Lancashire Times
A Voice of the North
Jan Harris
Assistant Editor
7:00 AM 30th September 2020

Shine On Harvest Moon!

On Thursday 1 October the Harvest Moon rose and was visible in our night skies for a few days.

Image by David Mark from Pixabay
Image by David Mark from Pixabay
Why a Harvest Moon?

The term ‘harvest moon’ refers to the full, bright moon that is closest to the autumnal equinox or the start of autumn. The name is from the time before electricity, when farmers depended on the moon's light to harvest their crops late into the night.

Most years the September full moon is the Harvest moon but every three years it is in the month of October. When the Harvest moon falls in the month of October it means that September’s full moon can use its traditional name of Corn Moon.

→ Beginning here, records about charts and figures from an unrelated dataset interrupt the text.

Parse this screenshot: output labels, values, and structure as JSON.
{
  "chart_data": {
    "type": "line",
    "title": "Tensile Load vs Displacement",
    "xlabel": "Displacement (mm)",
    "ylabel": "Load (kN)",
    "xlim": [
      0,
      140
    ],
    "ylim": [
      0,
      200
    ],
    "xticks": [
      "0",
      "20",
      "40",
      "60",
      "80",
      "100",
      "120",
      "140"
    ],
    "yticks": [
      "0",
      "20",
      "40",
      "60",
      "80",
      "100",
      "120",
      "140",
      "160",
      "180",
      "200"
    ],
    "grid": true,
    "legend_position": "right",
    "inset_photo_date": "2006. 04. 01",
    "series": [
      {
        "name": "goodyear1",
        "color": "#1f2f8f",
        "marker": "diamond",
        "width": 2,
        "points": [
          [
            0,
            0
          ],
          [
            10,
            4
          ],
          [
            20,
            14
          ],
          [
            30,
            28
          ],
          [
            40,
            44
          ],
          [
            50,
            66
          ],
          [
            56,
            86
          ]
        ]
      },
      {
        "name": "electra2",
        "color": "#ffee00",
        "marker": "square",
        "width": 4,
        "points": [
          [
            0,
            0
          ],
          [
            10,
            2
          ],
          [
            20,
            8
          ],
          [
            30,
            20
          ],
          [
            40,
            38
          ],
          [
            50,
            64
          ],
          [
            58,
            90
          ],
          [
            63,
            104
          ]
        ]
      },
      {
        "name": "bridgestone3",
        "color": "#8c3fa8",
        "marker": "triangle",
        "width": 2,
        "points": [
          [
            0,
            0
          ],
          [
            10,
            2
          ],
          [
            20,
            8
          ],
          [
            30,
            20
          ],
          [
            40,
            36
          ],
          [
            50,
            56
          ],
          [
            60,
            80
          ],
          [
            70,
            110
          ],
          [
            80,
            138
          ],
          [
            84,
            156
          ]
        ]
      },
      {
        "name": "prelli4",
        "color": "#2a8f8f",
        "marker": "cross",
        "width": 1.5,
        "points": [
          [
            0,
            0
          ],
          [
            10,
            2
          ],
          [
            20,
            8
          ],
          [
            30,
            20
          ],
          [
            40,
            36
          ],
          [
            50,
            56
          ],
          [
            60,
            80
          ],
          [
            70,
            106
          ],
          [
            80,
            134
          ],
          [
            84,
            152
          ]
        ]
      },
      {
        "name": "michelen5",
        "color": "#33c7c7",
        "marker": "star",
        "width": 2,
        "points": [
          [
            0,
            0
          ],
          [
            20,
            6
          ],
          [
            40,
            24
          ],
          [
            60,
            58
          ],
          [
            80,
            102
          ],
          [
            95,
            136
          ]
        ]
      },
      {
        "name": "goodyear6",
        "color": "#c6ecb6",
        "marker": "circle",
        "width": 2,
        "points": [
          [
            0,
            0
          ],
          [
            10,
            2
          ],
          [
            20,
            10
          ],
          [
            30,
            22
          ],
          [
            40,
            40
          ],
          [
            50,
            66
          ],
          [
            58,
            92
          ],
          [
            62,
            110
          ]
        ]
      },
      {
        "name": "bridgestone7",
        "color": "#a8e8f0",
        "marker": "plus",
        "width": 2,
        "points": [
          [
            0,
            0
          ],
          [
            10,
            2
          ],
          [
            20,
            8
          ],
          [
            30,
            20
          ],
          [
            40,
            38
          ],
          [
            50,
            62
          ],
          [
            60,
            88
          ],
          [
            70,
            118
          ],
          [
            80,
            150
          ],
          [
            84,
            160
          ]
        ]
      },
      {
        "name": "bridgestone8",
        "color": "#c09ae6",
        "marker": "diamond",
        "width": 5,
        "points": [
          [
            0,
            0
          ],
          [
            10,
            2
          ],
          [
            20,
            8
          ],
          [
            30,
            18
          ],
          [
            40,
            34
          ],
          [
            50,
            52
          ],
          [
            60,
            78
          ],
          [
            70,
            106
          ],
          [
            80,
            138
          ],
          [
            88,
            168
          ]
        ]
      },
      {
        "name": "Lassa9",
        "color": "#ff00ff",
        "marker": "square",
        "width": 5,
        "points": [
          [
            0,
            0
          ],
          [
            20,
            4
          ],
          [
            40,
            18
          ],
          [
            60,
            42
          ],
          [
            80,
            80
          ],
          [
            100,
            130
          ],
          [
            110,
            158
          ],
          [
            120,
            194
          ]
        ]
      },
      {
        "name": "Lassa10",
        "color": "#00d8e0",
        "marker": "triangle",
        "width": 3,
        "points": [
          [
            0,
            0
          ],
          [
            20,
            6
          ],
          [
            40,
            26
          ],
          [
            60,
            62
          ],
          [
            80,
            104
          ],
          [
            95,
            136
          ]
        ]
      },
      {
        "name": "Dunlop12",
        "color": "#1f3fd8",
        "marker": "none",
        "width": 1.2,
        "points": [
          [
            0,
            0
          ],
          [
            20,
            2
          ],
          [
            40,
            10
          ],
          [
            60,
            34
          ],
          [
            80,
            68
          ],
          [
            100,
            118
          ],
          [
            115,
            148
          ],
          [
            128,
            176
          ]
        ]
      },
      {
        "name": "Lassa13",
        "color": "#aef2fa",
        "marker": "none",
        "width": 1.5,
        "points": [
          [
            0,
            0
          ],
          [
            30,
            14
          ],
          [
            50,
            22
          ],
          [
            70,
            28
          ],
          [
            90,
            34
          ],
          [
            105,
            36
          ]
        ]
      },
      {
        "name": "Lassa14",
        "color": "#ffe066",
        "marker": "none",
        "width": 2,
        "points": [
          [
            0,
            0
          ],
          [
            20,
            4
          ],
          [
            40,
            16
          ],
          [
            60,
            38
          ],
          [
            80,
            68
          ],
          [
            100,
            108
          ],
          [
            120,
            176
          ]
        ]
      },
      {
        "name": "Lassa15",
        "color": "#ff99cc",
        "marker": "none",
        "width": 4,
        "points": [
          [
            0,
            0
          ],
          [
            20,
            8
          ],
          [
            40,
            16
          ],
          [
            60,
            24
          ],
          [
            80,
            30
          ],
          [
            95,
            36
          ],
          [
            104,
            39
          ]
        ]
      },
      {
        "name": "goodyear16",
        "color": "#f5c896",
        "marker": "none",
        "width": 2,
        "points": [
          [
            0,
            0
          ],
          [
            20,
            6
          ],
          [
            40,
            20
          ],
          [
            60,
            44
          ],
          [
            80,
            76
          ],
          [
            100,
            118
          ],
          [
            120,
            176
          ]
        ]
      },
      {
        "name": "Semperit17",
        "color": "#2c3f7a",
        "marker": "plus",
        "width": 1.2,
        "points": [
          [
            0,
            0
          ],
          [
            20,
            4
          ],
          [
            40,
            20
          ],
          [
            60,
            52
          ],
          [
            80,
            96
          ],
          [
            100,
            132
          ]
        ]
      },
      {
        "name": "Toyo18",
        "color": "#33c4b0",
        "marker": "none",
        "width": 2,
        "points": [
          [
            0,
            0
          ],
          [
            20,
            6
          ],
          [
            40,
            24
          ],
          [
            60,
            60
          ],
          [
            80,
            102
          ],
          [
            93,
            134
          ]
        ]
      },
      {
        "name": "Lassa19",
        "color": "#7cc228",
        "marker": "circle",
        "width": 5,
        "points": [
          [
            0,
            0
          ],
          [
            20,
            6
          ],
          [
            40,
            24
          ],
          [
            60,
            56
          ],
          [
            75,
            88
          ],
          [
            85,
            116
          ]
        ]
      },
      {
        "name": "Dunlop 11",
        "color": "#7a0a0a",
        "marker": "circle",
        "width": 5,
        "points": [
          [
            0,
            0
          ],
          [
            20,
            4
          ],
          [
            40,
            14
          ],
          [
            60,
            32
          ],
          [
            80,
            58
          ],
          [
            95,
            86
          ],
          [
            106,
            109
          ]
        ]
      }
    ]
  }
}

photo by Sandy Auriene Sullivan
photo by Sandy Auriene Sullivan
As September’s full moon was at the beginning of the month and was the last full moon of the summer, the October full moon takes on the name of Harvest moon as it falls nearest to the autumnal equinox (22 or 23 September).

Why two full moons in one month?

The month of October in 2020 will actually have two full moons, the Harvest moon on the 1 October and a Blue moon on the 31 October, which will be a rare Halloween Blue Moon.

Why a full moon?

A full moon occurs when the moon's earth-facing side is completely illuminated by the sun. Scientists say that when you see the moon looking really large as it rises in the sky your brain is actually playing a trick on you.

There are many reasons as to why this is, but the main theory is that when the moon is low on the horizon it can be compared to earthly things, like buildings and trees, and this is why it seems huge.

Every month of the year there is a full moon which illuminates the sky, each of which is given a different name.

Dates and names of full moons 2020

January 10 - Wolf Moon
photo by Rob Harris
photo by Rob Harris
February 9 - Snow Moon
March 9 - Worm Moon
April 7 - Pink Moon
May 7 - Flower Moon
June 5 - Strawberry Moon
July 5 - Buck Moon
August 3 - Sturgeon Moon
September 2 - Corn Moon
October 1 - Harvest Moon
October 31 - Blue Moon
November 30 - Beaver Moon
December 29 - Cold Moon

There are a total of 12 full moon phases during the annual lunar cycle plus the occasional Blue Moon and each full moon has a unique name.

The traditional names given to the full moons during the year are derived from the North American traditions. Many of these ancient moon names have been given based on the behaviour of the plants, animals, or weather during that month.

However the full moon names we now use also have Anglo-Saxon and Germanic roots.

The next full moon will rise on 31 October and will be a rare Halloween Blue Moon.